Wednesday, October 24, 2007

A Day in the Life of a Carpooler

So this week it is my week to carpool, and though it does make for a tad bit longer of a week, it does provide great material. FYI, I deliver 6 children to school on my week, 5 girls and 1 boy, MY boy, the youngest. Yesterday was his birthday, so imagine one little 6 year old boy in the car with 5 girls ranging in ages from 7 to 12.

This morning, I delivered my middle schooler, then I delivered my junior-higher, and next stop was the elementary where I would deliver the remainder of my goods. The drill is that Ethan scoots over and gets out and flips the seat down for the last 3 girls to get out. They are 8, 7 and 6. As Ethan was flipping the seat down a teacher arrived behind him for some much needed help and assisted the girls out of the car. After doing so, she looked at Ethan and said, "Don't worry, they can't kiss you today, they're already inside." Then she looked at me and said, "They kiss him every day, and it makes him so mad..."

Saturday, October 6, 2007

It's Saturday, for Crying out Loud

Ok, it's been a few days, but in my defense, the last week has been C-R-A-Z-Y.

Hello, my name is Ginny. I'm an introvert. I have been around people for a week, solid, and I'm going nuts.

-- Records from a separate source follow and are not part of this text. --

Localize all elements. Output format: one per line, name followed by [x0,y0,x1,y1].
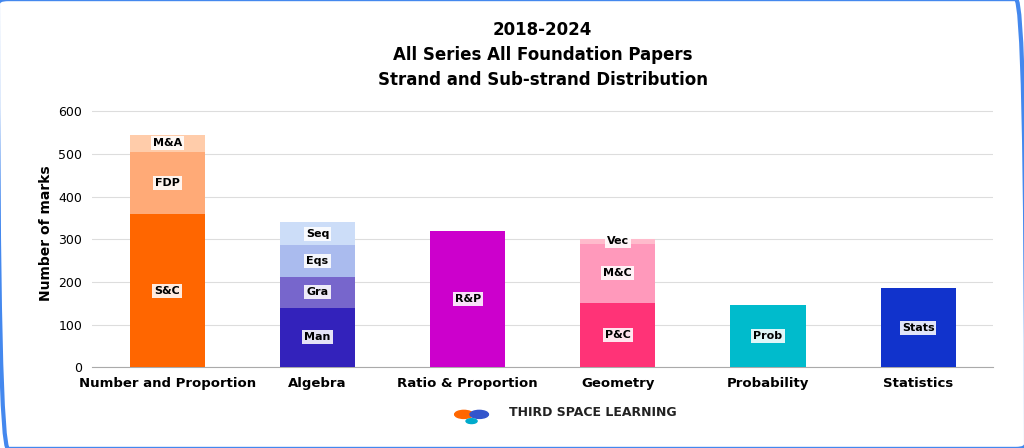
Bar [430,231,505,367]
Text: P&C: P&C [605,330,631,340]
Bar [280,245,355,277]
Bar [280,222,355,245]
Y-axis label: Number of marks: Number of marks [39,165,53,301]
Text: Seq: Seq [306,228,329,239]
Bar [730,306,806,367]
Text: Prob: Prob [754,332,782,341]
Bar [130,152,205,214]
Text: Gra: Gra [306,287,329,297]
Text: M&C: M&C [603,268,632,279]
Bar [280,277,355,308]
Text: Man: Man [304,332,331,342]
Text: FDP: FDP [155,178,179,188]
Text: Eqs: Eqs [306,256,329,266]
Text: R&P: R&P [455,294,480,304]
Bar [581,303,655,367]
Text: THIRD SPACE LEARNING: THIRD SPACE LEARNING [509,405,677,419]
Bar [581,239,655,244]
Bar [280,308,355,367]
Text: Vec: Vec [607,237,629,246]
Circle shape [466,419,477,423]
Bar [881,289,955,367]
Circle shape [470,410,488,418]
Bar [130,135,205,152]
Text: Stats: Stats [902,323,935,333]
Circle shape [455,410,473,418]
Title: 2018-2024
All Series All Foundation Papers
Strand and Sub-strand Distribution: 2018-2024 All Series All Foundation Pape… [378,21,708,89]
Text: M&A: M&A [153,138,182,148]
Bar [130,214,205,367]
Text: S&C: S&C [155,285,180,296]
Bar [581,244,655,303]
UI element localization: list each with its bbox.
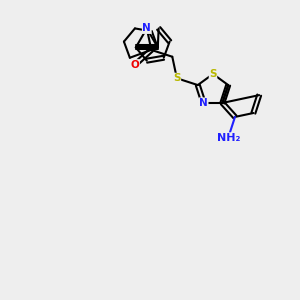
Text: S: S (173, 73, 181, 83)
Text: NH₂: NH₂ (217, 133, 240, 143)
Text: N: N (142, 23, 151, 33)
Text: O: O (130, 60, 140, 70)
Text: N: N (199, 98, 208, 108)
Text: S: S (209, 69, 217, 79)
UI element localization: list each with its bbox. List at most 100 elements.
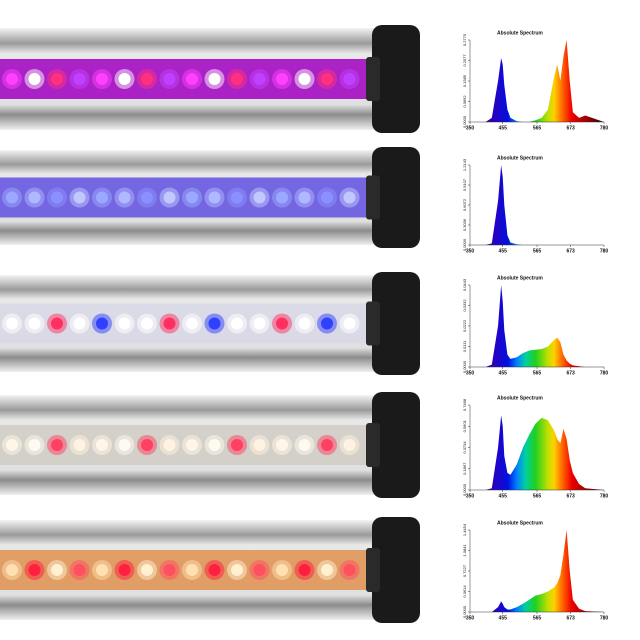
y-tick-label: 0.2077: [462, 54, 467, 67]
spectrum-area: [479, 530, 604, 612]
spectrum-chart: Absolute Spectrum 350 455 565 673 780 0.0000 0.…: [462, 30, 608, 131]
led: [298, 73, 311, 85]
y-tick-label: 0.3734: [462, 441, 467, 454]
y-tick-label: 0.6072: [462, 198, 467, 211]
led: [231, 191, 243, 204]
x-tick-label: 565: [533, 493, 542, 499]
end-cap: [372, 272, 420, 375]
spectrum-chart: Absolute Spectrum 350 455 565 673 780 0.0000 0.…: [462, 520, 608, 621]
led-bar: [0, 517, 420, 623]
led: [141, 564, 153, 576]
y-tick-label: 0.7227: [462, 564, 467, 577]
chart-title: Absolute Spectrum: [497, 275, 543, 281]
y-tick-label: 0.0000: [462, 115, 467, 128]
led: [96, 317, 108, 330]
led: [141, 317, 153, 330]
x-tick-label: 673: [566, 248, 575, 254]
y-tick-label: 0.0000: [462, 605, 467, 618]
spectrum-area: [479, 415, 604, 490]
led: [6, 439, 18, 451]
x-tick-label: 673: [566, 370, 575, 376]
led: [253, 191, 266, 204]
led: [343, 439, 356, 451]
chart-title: Absolute Spectrum: [497, 520, 543, 526]
led: [118, 564, 131, 576]
led: [253, 317, 266, 330]
led: [321, 317, 333, 330]
led: [51, 191, 63, 204]
led: [51, 317, 63, 330]
led: [28, 191, 41, 204]
x-tick-label: 455: [499, 493, 508, 499]
x-tick-label: 673: [566, 493, 575, 499]
led: [186, 439, 198, 451]
led: [96, 191, 108, 204]
end-cap: [372, 517, 420, 623]
led: [96, 439, 108, 451]
led: [276, 317, 288, 330]
led: [73, 564, 86, 576]
led: [141, 73, 153, 85]
led: [6, 317, 18, 330]
x-tick-label: 350: [466, 248, 475, 254]
x-tick-label: 350: [466, 615, 475, 621]
led: [231, 564, 243, 576]
x-tick-label: 350: [466, 125, 475, 131]
y-tick-label: 0.7468: [462, 398, 467, 411]
led: [118, 191, 131, 204]
spectrum-area: [479, 165, 604, 245]
led: [96, 564, 108, 576]
led: [298, 317, 311, 330]
y-tick-label: 0.5601: [462, 419, 467, 432]
led: [276, 73, 288, 85]
spectrum-chart: Absolute Spectrum 350 455 565 673 780 0.0000 0.…: [462, 155, 608, 254]
led: [51, 439, 63, 451]
led: [208, 73, 221, 85]
y-tick-label: 1.0841: [462, 544, 467, 557]
y-tick-label: 0.3036: [462, 218, 467, 231]
x-tick-label: 350: [466, 370, 475, 376]
x-tick-label: 455: [499, 125, 508, 131]
x-tick-label: 565: [533, 248, 542, 254]
spectrum-charts: Absolute Spectrum 350 455 565 673 780 0.0000 0.…: [462, 30, 608, 621]
led: [51, 73, 63, 85]
led: [321, 564, 333, 576]
x-tick-label: 780: [600, 125, 609, 131]
led: [118, 317, 131, 330]
end-cap-inner: [366, 548, 380, 592]
led: [208, 191, 221, 204]
led: [298, 564, 311, 576]
led: [163, 73, 176, 85]
spectrum-area: [479, 285, 604, 367]
led: [321, 73, 333, 85]
led: [343, 317, 356, 330]
led: [208, 317, 221, 330]
y-tick-label: 0.0000: [462, 360, 467, 373]
led: [73, 317, 86, 330]
y-tick-label: 0.9107: [462, 178, 467, 191]
y-tick-label: 0.0443: [462, 278, 467, 291]
x-tick-label: 565: [533, 370, 542, 376]
led: [163, 564, 176, 576]
led-bar: [0, 147, 420, 248]
led: [186, 73, 198, 85]
led: [186, 564, 198, 576]
led: [186, 317, 198, 330]
led: [163, 317, 176, 330]
led: [276, 439, 288, 451]
led: [253, 564, 266, 576]
led: [231, 317, 243, 330]
led: [253, 439, 266, 451]
x-tick-label: 673: [566, 125, 575, 131]
chart-title: Absolute Spectrum: [497, 155, 543, 161]
led: [73, 439, 86, 451]
led: [343, 564, 356, 576]
y-tick-label: 1.4454: [462, 523, 467, 536]
led: [163, 439, 176, 451]
end-cap: [372, 147, 420, 248]
y-tick-label: 0.2770: [462, 33, 467, 46]
led: [231, 439, 243, 451]
led-bar: [0, 25, 420, 133]
end-cap-inner: [366, 57, 380, 101]
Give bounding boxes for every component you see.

So one day last week, can't remember which day, one of my sweet little carpoolers had the unfortunate experience of getting carsick. In my car. In the seat belt receptacles of my car. In the stitching of the leather seats of my car. Underneath the seats of my car. In the - er - places where the seats attach to the "metal" part of my car. In the carpet of my car. Well, ok, so this is not so bad because my car needed to be shampooed anyway, and also because my husband recently purchased a shampooer for me. How sweet. Only one TINY little drawback - the prospect of dealing with someone else's kid's puke. yeah. Lovely. Ok, so when I dropped her off at home, her mom seemed very embarrassed (which I would have been also) and ran out to mop up most of the mess, and most of the chunks. Thank god. Still. The smell. Was. Unbearable. Even after I spent 3 hours shampooing the vehicle, it still had a bit of funk, but what can you do? I discovered things I didn't even know my car would do in the process of cleaning it out. My shampooer had a nice little shampooing crevice tool which came in handy when I found a little pool of puke that needed to be sucked up. I think it's ok now, but the kids might be irrevocably scarred....

Tuesday, October 2, 2007

Night Time Carnage

It is getting creepy in here. Since we lost our dear old Aussie, we have become over-run with critters. It is almost like Shally had them all held off to the border of our property and as soon as she vacated the premises, they converged upon us in a ravenous stupor. A couple of weeks ago, we were awakened to the sound of cackling chickens in the middle of the night, which is ALWAYS a danger sign with poultry. We jumped out of bed in our t-shirts, slapped on some boots and stormed the chicken pen, shot an opossum with a 22 and this has been the beginning of what I shall call The Great Battle of Marsupials. In the days that followed, we have caught an opossum and a raccoon in the live trap and relocated them to other areas which I am not sure were receptive to "extra animals" but I digress... (By the way, the raccoon was a fluke, I'm not stupid enough to think he is a marsupial) Last night was probably the worst yet. Again, we were alerted to a cackling chicken pen in the dark of night and again slapped on our boots and.... you know the rest. The only twist to this repetition was that Brad eventually gave up the hunt and took his gun back to the house. Almost immediately, I found the marsupial soldier poking his pointy little nose out of the top of the chicken house grinning with his pointy little teeth. Brad returned at this point sans gun and proceeded to beat it to death with a mag lite. Now don't turn me in to PETA people, this was a CHICKEN VS MARSUPIAL situation and someone had to go. I felt it incumbent upon me to delegate the ethical treatment to my chickens in this particular situation. I told Brad that I had no idea he was capable of such carnage. A few minutes after this shindig, we ran a live possum off of the front porch where he was dining on cat food. What next?